While all this is going on, Mr. Whiteside's assistant, Maggie (Bette Davis), finds herself falling for local newspaper man Bert Jefferson (Richard Travis) - this being despite her reputation as being a bit of a spinster. In time she finds herself falling in love with Bert and announcing to Sheridan that she intends to quit her job and get married. This naturally troubles Sheridan Whiteside, thus he decides to sabotage their relationship before anything can happen. To this end he invites the actress Lorraine Sheldon (Ann Sheridan) over to find a way to convince Bert to make her the leading lady in a play that he's written using whatever means necessary.

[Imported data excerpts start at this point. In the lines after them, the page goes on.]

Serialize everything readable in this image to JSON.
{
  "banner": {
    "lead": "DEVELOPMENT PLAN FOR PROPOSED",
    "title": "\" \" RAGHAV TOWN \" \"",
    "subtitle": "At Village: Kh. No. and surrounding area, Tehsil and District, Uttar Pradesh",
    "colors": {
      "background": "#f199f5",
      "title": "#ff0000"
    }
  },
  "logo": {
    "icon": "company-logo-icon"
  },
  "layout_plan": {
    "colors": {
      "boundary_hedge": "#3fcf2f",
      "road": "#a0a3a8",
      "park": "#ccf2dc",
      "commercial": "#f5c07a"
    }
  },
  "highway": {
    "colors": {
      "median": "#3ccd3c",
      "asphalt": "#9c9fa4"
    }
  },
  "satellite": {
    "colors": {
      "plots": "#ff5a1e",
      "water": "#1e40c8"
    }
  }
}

At first I have to admit that I was a little underwhelmed by Bette Davis' character. And I suppose that can't be helped given the dominating personality of Monty Woolley and how he certainly makes it clear that he's the lead in this movie. The movie is rich with so many different ways that Sheridan Whiteside seems to relish in finding new ways to annoy his hosts.

But when the time does come to Bette Davis to step forward as we follow her story more, then the good stuff really happens. The little maneuvering that she gets into once Ann Sheridan's character comes along is just brilliant and I swear the varied expressions on her face are plain evil at times - at least when she's on the winning end. Overall it was nice to see her amazing acting range as she goes from a woman finally falling in love to one more than prepared to do anything to fight off a potential rival.

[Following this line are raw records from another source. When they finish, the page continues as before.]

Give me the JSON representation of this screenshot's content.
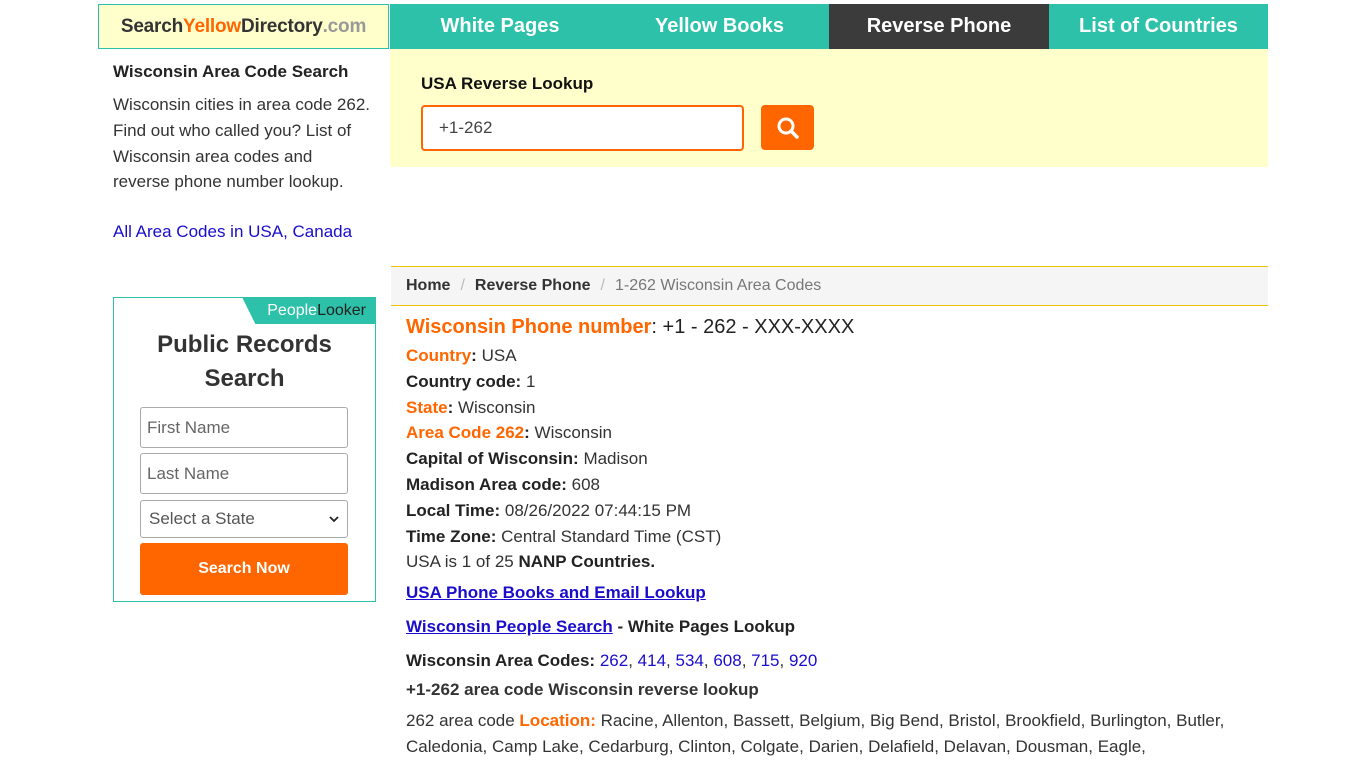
{
  "header": {
    "logo": {
      "part1": "Search",
      "part2": "Yellow",
      "part3": "Directory",
      "part4": ".com"
    },
    "nav": [
      {
        "label": "White Pages",
        "active": false
      },
      {
        "label": "Yellow Books",
        "active": false
      },
      {
        "label": "Reverse Phone",
        "active": true
      },
      {
        "label": "List of Countries",
        "active": false
      }
    ]
  },
  "sidebar": {
    "title": "Wisconsin Area Code Search",
    "description": "Wisconsin cities in area code 262. Find out who called you? List of Wisconsin area codes and reverse phone number lookup.",
    "all_codes_link": "All Area Codes in USA, Canada",
    "people_looker": {
      "people": "People",
      "looker": "Looker"
    },
    "public_records": {
      "title": "Public Records Search",
      "first_name_placeholder": "First Name",
      "last_name_placeholder": "Last Name",
      "state_select": "Select a State",
      "button": "Search Now"
    }
  },
  "lookup": {
    "title": "USA Reverse Lookup",
    "input_value": "+1-262",
    "search_icon": "search-icon"
  },
  "breadcrumb": {
    "home": "Home",
    "reverse_phone": "Reverse Phone",
    "current": "1-262 Wisconsin Area Codes"
  },
  "info": {
    "heading_label": "Wisconsin Phone number",
    "heading_value": ": +1 - 262 - XXX-XXXX",
    "country_label": "Country",
    "country": "USA",
    "country_code_label": "Country code:",
    "country_code": "1",
    "state_label": "State",
    "state": "Wisconsin",
    "area_code_label": "Area Code 262",
    "area_code_value": "Wisconsin",
    "capital_label": "Capital of Wisconsin:",
    "capital": "Madison",
    "madison_code_label": "Madison Area code:",
    "madison_code": "608",
    "local_time_label": "Local Time:",
    "local_time": "08/26/2022 07:44:15 PM",
    "time_zone_label": "Time Zone:",
    "time_zone": "Central Standard Time (CST)",
    "nanp_prefix": "USA is 1 of 25 ",
    "nanp_link": "NANP Countries",
    "nanp_suffix": ".",
    "phone_books_link": "USA Phone Books and Email Lookup",
    "people_search_link": "Wisconsin People Search",
    "people_search_suffix": " - White Pages Lookup",
    "area_codes_label": "Wisconsin Area Codes:",
    "area_codes": [
      "262",
      "414",
      "534",
      "608",
      "715",
      "920"
    ],
    "reverse_lookup_title": "+1-262 area code Wisconsin reverse lookup",
    "location_prefix": "262 area code ",
    "location_label": "Location:",
    "locations": "Racine, Allenton, Bassett, Belgium, Big Bend, Bristol, Brookfield, Burlington, Butler, Caledonia, Camp Lake, Cedarburg, Clinton, Colgate, Darien, Delafield, Delavan, Dousman, Eagle,"
  },
  "colors": {
    "teal": "#2cc1a8",
    "orange": "#ff6600",
    "dark": "#3b3b3b",
    "cream": "#ffffcc",
    "link": "#1a0dcc"
  }
}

And let's take a moment to admire Ann Sheridan - she's gorgeous! And while Bette Davis is a looker in her own right, Ann Sheridan really shines. And her various outfits in this movie really went a long way to showing how well she can carry herself. The word that comes to mind is sophisticated - at least for me. And was certainly a worth adversary for Bette Davis.

The story has a fun variety of plot twists and narrative turns that keep things interesting. It certainly has the pacing of a stage play, and you know that theater is a bit of a weakness of mine. Thus you have so many characters coming in and out of scenes with their own little quirks in order to bring things together as a crazy comedy of its own right. Some characters didn't feel all that necessary at times though, and I'm not sure if that's a challenge of the actual story or something that was not translated well when it became a movie.

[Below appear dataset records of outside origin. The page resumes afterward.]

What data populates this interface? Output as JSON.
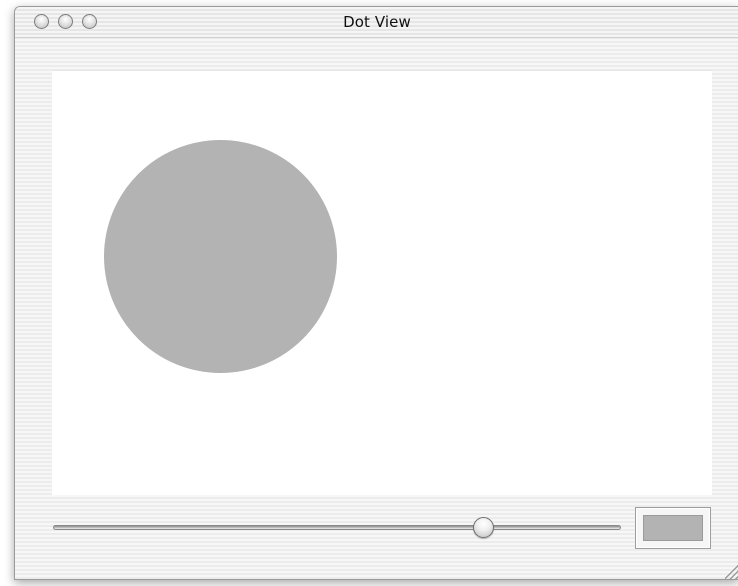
{
  "window": {
    "title": "Dot View",
    "controls": {
      "close_icon": "close-window-icon",
      "minimize_icon": "minimize-window-icon",
      "zoom_icon": "zoom-window-icon"
    }
  },
  "dot": {
    "color": "#b3b3b3"
  },
  "slider": {
    "value_fraction": 0.81
  },
  "color_well": {
    "color": "#b3b3b3"
  }
}
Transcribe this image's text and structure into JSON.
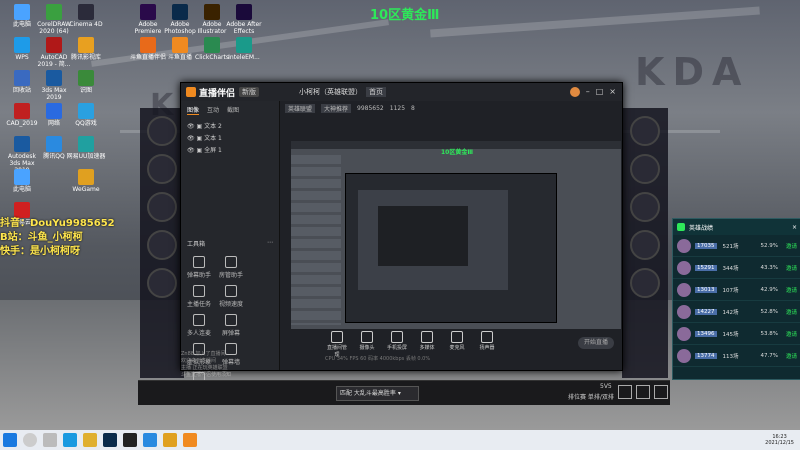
{
  "rank_title": "10区黄金Ⅲ",
  "overlay": {
    "line1": "抖音：DouYu9985652",
    "line2": "B站：斗鱼_小柯柯",
    "line3": "快手：是小柯柯呀"
  },
  "desktop_icons": [
    {
      "label": "此电脑",
      "color": "#4aa3ff"
    },
    {
      "label": "WPS",
      "color": "#1e9be8"
    },
    {
      "label": "Cinema 4D",
      "color": "#2b2b3a"
    },
    {
      "label": "Adobe Premiere",
      "color": "#2a0a4a"
    },
    {
      "label": "Adobe Photoshop",
      "color": "#0a2a4a"
    },
    {
      "label": "Adobe Illustrator",
      "color": "#3a2200"
    },
    {
      "label": "Adobe After Effects",
      "color": "#1a0a3a"
    },
    {
      "label": "回收站",
      "color": "#3a6ac0"
    },
    {
      "label": "CorelDRAW 2020 (64)",
      "color": "#3aa040"
    },
    {
      "label": "腾讯影视库",
      "color": "#e8a020"
    },
    {
      "label": "斗鱼直播伴侣",
      "color": "#e86a1a"
    },
    {
      "label": "斗鱼直播",
      "color": "#f08a20"
    },
    {
      "label": "ClickCharts",
      "color": "#2a8a50"
    },
    {
      "label": "InteleEM...",
      "color": "#1a9a8a"
    },
    {
      "label": "CAD_2019",
      "color": "#c02020"
    },
    {
      "label": "AutoCAD 2019 - 简...",
      "color": "#b01818"
    },
    {
      "label": "识图",
      "color": "#3a8a3a"
    },
    {
      "label": "Autodesk 3ds Max 2019",
      "color": "#1a5aa0"
    },
    {
      "label": "3ds Max 2019",
      "color": "#1a5aa0"
    },
    {
      "label": "QQ游戏",
      "color": "#2aa0e0"
    },
    {
      "label": "此电脑",
      "color": "#4aa3ff"
    },
    {
      "label": "网络",
      "color": "#2a6ae0"
    },
    {
      "label": "网易UU加速器",
      "color": "#20a0a0"
    },
    {
      "label": "网易云",
      "color": "#d02020"
    },
    {
      "label": "腾讯QQ",
      "color": "#2a8ae0"
    },
    {
      "label": "WeGame",
      "color": "#e0a020"
    }
  ],
  "app": {
    "brand": "直播伴侣",
    "brand_badge": "新版",
    "left_tabs": [
      "图像",
      "互动",
      "截图"
    ],
    "sources": [
      "文本 2",
      "文本 1",
      "全屏 1"
    ],
    "tools_title": "工具箱",
    "tools": [
      {
        "label": "弹幕助手"
      },
      {
        "label": "房管助手"
      },
      {
        "label": "主播任务"
      },
      {
        "label": "视频速度"
      },
      {
        "label": "多人连麦"
      },
      {
        "label": "屏弹幕"
      },
      {
        "label": "虚拟形象"
      },
      {
        "label": "弹幕墙"
      },
      {
        "label": "歌词显示"
      }
    ],
    "stream_title": "小柯柯（英雄联盟）",
    "stream_badge": "首页",
    "stream_category": "英雄联盟",
    "stream_subcategory": "大神推荐",
    "room_id": "9985652",
    "fans": "1125",
    "hot": "8",
    "bottom_tools": [
      {
        "label": "直播间管理"
      },
      {
        "label": "摄像头"
      },
      {
        "label": "手机投屏"
      },
      {
        "label": "多媒体"
      },
      {
        "label": "麦克风"
      },
      {
        "label": "扬声器"
      }
    ],
    "start_button": "开始直播",
    "status_line": "CPU 34%   FPS 60   码率 4000kbps   丢帧 0.0%",
    "chat_lines": [
      "Zn88 加入了直播间",
      "欢迎来到直播间",
      "主播 正在玩英雄联盟"
    ],
    "chat_notice": "斗鱼直播伴侣使用须知"
  },
  "rank_panel": {
    "title": "英雄战绩",
    "rows": [
      {
        "score": "17035",
        "games": "521场",
        "rate": "52.9%",
        "action": "邀请"
      },
      {
        "score": "15291",
        "games": "344场",
        "rate": "43.3%",
        "action": "邀请"
      },
      {
        "score": "13013",
        "games": "107场",
        "rate": "42.9%",
        "action": "邀请"
      },
      {
        "score": "14227",
        "games": "142场",
        "rate": "52.8%",
        "action": "邀请"
      },
      {
        "score": "13496",
        "games": "145场",
        "rate": "53.8%",
        "action": "邀请"
      },
      {
        "score": "13774",
        "games": "113场",
        "rate": "47.7%",
        "action": "邀请"
      }
    ]
  },
  "game_bar": {
    "mode": "匹配 大乱斗最高胜率",
    "queue_label": "排位赛 单排/双排",
    "vs": "5V5"
  },
  "taskbar": {
    "time": "16:23",
    "date": "2021/12/15"
  }
}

The movie stands up pretty well despite the intervening years and I actually wish we had more comedies of this caliber. The laughs are more from the witty banter and of course the hilarious circumstances all brought together by the talent in the movie. I enjoyed every minute of it.

Thus The Man Who Came To Dinner is certainly a comedy classic that I'm going to do my best to get more people into (and perhaps this review will help things along). I rarely go crazy for adaptations, but they certainly knew what they were doing back in the day. So the movie gets a full 5 crazy animal deliveries out of a possible 5.